A new study from RCSI (Royal College of Surgeons in Ireland) and Trinity College Dublin, which examined the prevalence of potentially inappropriate prescribing (PIP) and prescribing omissions in older Irish adults, has found that 14% of people over the age of 65 has been prescribed at least one inappropriate form of medication in their lives and 30% have not been prescribed clinically indicated medications, at least once in their lives. The research was carried out by RCSI’s Department of General Practice, the Health Research Board (HRB) Centre for Primary Care Research and Trinity College Dublin, using data from The Irish Longitudinal Study on Ageing (TILDA), and was recently published in the European Journal of Clinical Pharmacology.
Potentially inappropriate prescribing in older adults is a term used for medications that should be generally avoided in this age group and where doses or frequencies of administration that should not be exceeded.
Speaking on the findings, lead researcher Dr Rose Galvin, RCSI Department of General Practice and Programme Leader at the HRB Centre for Primary Care Research, said, ‘These figures of potentially inappropriate prescribing and omissions in patient’s medication are worrying. We found that the most frequently inappropriate prescribed drugs were non-steroidal, anti-inflammatory medications which were dispensed to patients with moderate-severe hypertension; and aspirin dispensed to those with no history of coronary, cerebral, or peripheral vascular symptoms.
We also found that the most common prescribing omission were antidepressant drugs in the presence of patients with moderate to severe depressive symptoms that could last at least three months.’
The research revealed a direct correlation between both PIP and prescribing omission with polypharmacy, or the use of multiple medications by a single patient. The researchers concluded that the application of a screening tool to assist prescribing decisions can reduce unnecessary medication, related adverse events, healthcare utilisation and cost.
Dr Galvin went on to say, ‘It is clear that doctors and pharmacists who dispense these medications to patients must be extra-vigilant when dispensing and prescribing medicines to their patients. Better efforts should be directed to place particular focus on appropriateness of medication issued to patients both with respect to under and over-prescribing.’
Dr Graham Love, Chief Executive of the Health Research Board commented, ‘This is a practical demonstration of the contribution that research can make to improving patient care. Hand in hand with improved patient care, research can also contribute to lower costs both through appropriate prescribing in the first instance, and subsequently not having to deal with knock on or side effects of the inappropriate prescribing’.
RCSI is a not-for-profit health sciences institute which focuses on education and research to drive positive change in all areas of human health worldwide. RCSI is headquartered in Dublin and is a recognised College of the National University of Ireland. In 2010, RCSI was granted independent degree awarding status by the State, which enables the College to award degrees alongside its traditional powers to award licentiates.
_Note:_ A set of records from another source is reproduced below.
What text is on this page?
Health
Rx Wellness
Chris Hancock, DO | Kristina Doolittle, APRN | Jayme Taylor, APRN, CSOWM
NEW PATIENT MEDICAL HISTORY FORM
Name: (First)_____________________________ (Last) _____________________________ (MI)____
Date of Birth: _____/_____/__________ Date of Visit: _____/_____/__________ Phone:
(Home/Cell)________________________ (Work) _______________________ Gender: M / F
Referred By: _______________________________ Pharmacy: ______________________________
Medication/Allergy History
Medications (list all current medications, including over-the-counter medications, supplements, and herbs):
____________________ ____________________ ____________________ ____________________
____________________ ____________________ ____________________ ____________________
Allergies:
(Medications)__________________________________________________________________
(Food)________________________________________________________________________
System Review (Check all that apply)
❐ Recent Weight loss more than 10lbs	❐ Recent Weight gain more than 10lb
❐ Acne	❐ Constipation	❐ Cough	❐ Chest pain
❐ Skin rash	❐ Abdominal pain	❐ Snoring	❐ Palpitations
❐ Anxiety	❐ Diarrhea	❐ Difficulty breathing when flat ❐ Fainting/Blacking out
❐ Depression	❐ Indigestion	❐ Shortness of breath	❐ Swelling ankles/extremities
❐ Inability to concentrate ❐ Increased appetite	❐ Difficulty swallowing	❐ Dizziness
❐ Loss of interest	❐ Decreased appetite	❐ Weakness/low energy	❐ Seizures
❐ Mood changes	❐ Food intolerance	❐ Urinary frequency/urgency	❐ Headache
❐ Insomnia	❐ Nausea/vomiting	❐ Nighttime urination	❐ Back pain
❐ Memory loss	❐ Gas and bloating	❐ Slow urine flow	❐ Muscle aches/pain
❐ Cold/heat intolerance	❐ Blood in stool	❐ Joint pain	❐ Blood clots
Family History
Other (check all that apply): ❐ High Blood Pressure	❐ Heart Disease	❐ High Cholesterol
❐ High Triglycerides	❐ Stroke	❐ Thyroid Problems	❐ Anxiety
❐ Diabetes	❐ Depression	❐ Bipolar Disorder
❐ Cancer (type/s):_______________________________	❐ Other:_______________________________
- Journal Reference: Eur J Clin Pharmacol. 2014 May; 70(5):599-606. doi: 10.1007/s00228-014-1651-8. Epub 2014 Feb 4 (http://www.ncbi.nlm.nih.gov/pubmed/24493365)
- A total of 3,507 people in Ireland aged 65 years or more, were identified from the TILDA (The Irish LongituDinal Study on Ageing) database. TILDA is a nationally representative cohort study of people aged 50 years and over and resident in Ireland, charting their health, social and economic circumstances over a 10 year period.